A relatively simple driver program has been implemented which allows for the test environment to be configured, and for stimulus to be defined. A top-level JSON configuration is provided, from which the top-level simulation environment is defined, constructed and elaborated. The associated trace-file defines the sequence of Load/Store commands to be issued by the CPU models in the simulation and the time at which they are scheduled to occur.
A simple trace driven simulation can be invoked using:
./driver/driver ./cfgs/base.trace
A full description of the trace-file format can be at: TRACE.
For the example JSON configuration, which is a
very simple single CPU system, the following trace causes the CPU 0 to
emit a LOAD
instruction at time 200
to address 0x1000
, and a
subsequent LOAD
to the same line at time 400
.
// Set paths
M:0,top.cluster.cpu
// Advance cursor to 200
+200
// Issue Load to 0x1000
C:0,LD,0x1000
// Advance cursor to 400
+200
// Issue Load to 0x1000
C:0,LD,0x1000
The first LOAD
instruction causes a compulsary miss in the CPU's L1
cache, which initiates the fill operation.

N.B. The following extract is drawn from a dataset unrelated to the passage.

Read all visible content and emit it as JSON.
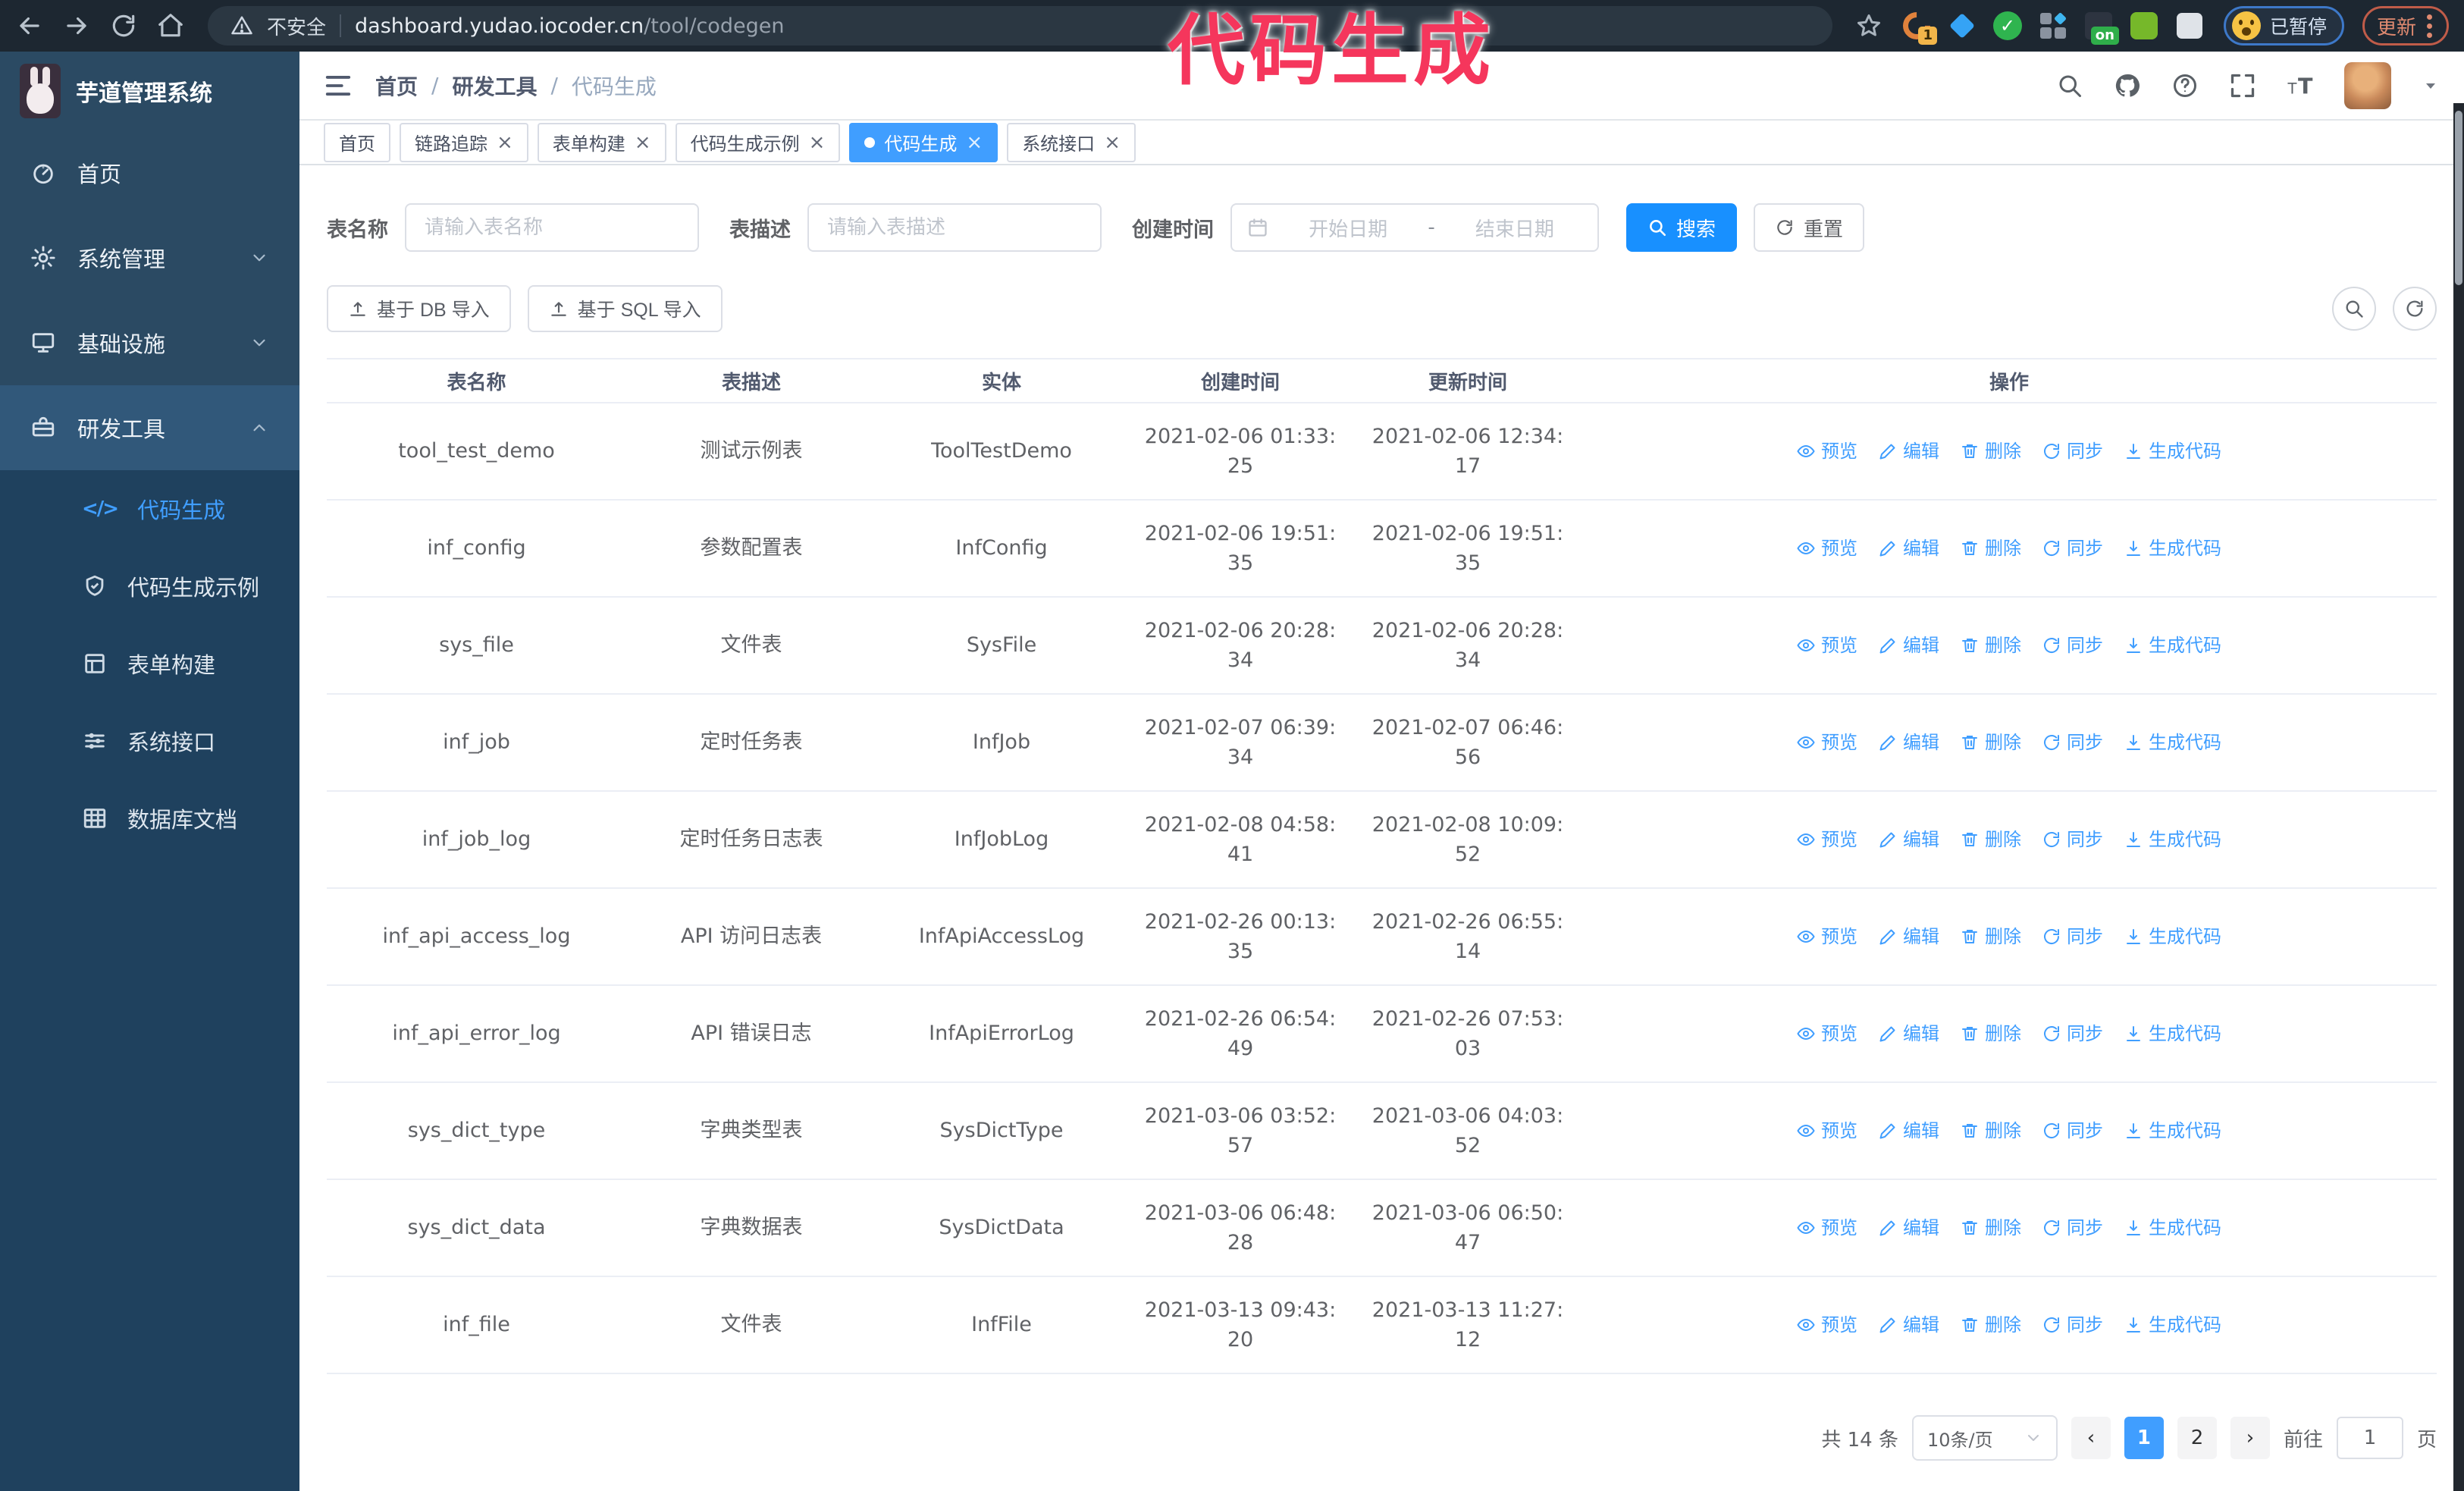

The line is eventually
installed in the cache in the Exclusive
state, and the LOAD
replayed. Sometime later, the second LOAD
instruction is issued,
hits in the cache and commits immediately (after some small cache
lookup penalty).
The simuation emits a full trace of all messages communicated during the execution of the stimulus. Upon completion, gathered statistics are emitted from which it can be seen that one load miss took place (the initial compulsory miss), followed by two hits corresponding to the replayed instruction and the second load to the same line.
[410.2:FI;top.statistics (M)]:CPU statistics path top.cluster.cpu: '{transaction_count:2}
[410.2:FI;top.statistics (M)]:L1 Cache statistics top.cluster.l1cache: '{store_hit_n:0, store_miss_n:0, load_hit_n:2, load_miss_n:1}
The example trace-file can be readily extended as necessary, but as the simulator remains a work-in-progress, non-trivial sequences are not yet guarenteed to complete successfully.